Türkiye'yi siyasi bir çözüm aramaya zorlayana kadar savaşmaya devam edeceğiz. Türkiye'yi uluslararası yasalara uymaya ve sivillere yönelik saldırılarını durdurmaya çağırıyoruz. PKK, bu çatışmada taraf olarak her zaman savaş konvansiyonlarına uymuştur. Bu tür bir kabulü gösteren ilgili başvuru, PKK Genel Sekreteri Abdullah Öcalan adına 23 Ocak 1995’te Uluslararası Kızılhaç Komitesi’ne ve diğer ilgili organlara yapılmıştır.

PKK SORUMLULUK ÜSTLENDİ

Beyanname ayrıca aşağıdaki noktaları da içerir:

1. PKK, Türk devlet güçleri ile savaşında, çatışmaların yürütülmesi ve savaş mağdurlarının korunmasına ilişkin 1949 Cenevre Sözleşmelerine ve 1977 Birinci Protokolüne saygı göstermeyi ve bu yükümlülükleri, kendi kuvvetleri ve kendi kontrolü altındaki alanlar içinde hukuki olarak uygulama sorumluluğunu üstlenir.

MEŞRU SALDIRI HEDEFLERİ

2. Herhangi bir şüpheye son vermek için, PKK aşağıdaki grupları Türk güvenlik güçlerinin bir parçası olarak ve dolayısıyla meşru saldırı hedefleri olarak görmektedir:

a - Türk silahlı kuvvetlerinin üyeleri;

b - Türk kontrgerilla güçlerinin üyeleri;

c - Türk İstihbarat Servisi (MIT) üyeleri;

d - Türk jandarma mensupları;

e - köy korucuları.

PKK, yukarıdaki kategorilerden birine girmedikçe memurları güvenlik güçlerinin üyesi olarak görmemektedir.

SAVAŞ ESİRİ MUAMELESİ

3. PKK, yakalanan Türk güvenlik güçleri mensuplarına savaş esiri muamelesi yapacaktır.
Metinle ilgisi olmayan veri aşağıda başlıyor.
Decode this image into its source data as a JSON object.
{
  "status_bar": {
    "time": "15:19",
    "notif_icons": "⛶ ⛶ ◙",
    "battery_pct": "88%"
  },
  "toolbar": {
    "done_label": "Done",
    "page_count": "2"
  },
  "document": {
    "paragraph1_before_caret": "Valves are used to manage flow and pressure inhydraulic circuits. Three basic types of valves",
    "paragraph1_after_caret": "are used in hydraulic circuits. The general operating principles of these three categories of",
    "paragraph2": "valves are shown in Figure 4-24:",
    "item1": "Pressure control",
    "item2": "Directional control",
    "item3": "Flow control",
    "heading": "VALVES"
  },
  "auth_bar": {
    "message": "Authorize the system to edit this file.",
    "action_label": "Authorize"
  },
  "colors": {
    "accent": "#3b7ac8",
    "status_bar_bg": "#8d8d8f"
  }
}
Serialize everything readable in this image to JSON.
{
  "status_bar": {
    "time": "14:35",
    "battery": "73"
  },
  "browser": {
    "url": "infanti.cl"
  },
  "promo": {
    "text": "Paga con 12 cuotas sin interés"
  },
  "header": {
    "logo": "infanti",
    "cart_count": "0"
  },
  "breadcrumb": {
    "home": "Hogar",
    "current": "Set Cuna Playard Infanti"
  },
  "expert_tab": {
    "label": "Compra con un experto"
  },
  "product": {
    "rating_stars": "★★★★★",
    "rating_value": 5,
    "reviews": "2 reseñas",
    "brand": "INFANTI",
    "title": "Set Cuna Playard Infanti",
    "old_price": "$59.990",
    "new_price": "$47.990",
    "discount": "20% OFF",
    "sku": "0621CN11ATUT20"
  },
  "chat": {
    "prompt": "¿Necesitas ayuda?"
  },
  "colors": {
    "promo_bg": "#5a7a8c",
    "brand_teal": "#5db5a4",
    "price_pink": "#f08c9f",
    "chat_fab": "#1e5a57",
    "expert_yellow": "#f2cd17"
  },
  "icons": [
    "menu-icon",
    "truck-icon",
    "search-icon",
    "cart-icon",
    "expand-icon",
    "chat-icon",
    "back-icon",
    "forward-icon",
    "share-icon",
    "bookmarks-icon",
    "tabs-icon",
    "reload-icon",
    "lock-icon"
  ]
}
4. PKK, bu açıklamayı ve 1949 Cenevre Sözleşmesi ile 1977 Birinci Protokolünün kurallarını kuvvetlerine yayacak ve ICRC'den yardım isteyecektir. Bu kurallara uyulmasını ve bunları ihlal edenlerin cezalandırılmasını sağlamak için bir disiplin sistemi benimsemiştir. Komuta sorumluluğu ilkesini kabul eder.

ULUSLARARASI MUHATAPLARI ÇAĞIRDI

PKK, ICRC'nin hizmet teklifini kabul edecektir.

5. PKK, Türk hükümetini aynı taahhütleri vermeye ve ICRC'den hizmet teklifini kabul etmeye çağırmaktadır.

Son olarak; PKK, Cenevre Sözleşmelerine, BM'ye, AGİT'e, Avrupa Konseyi'ne ve ICRC'e, savaşı sona erdirmek veya Türk devleti ile PKK’nin uluslararası çerçevede yükümlülüklerine saygı duymasını sağlamak için gerekli adımları atmaya çağırır.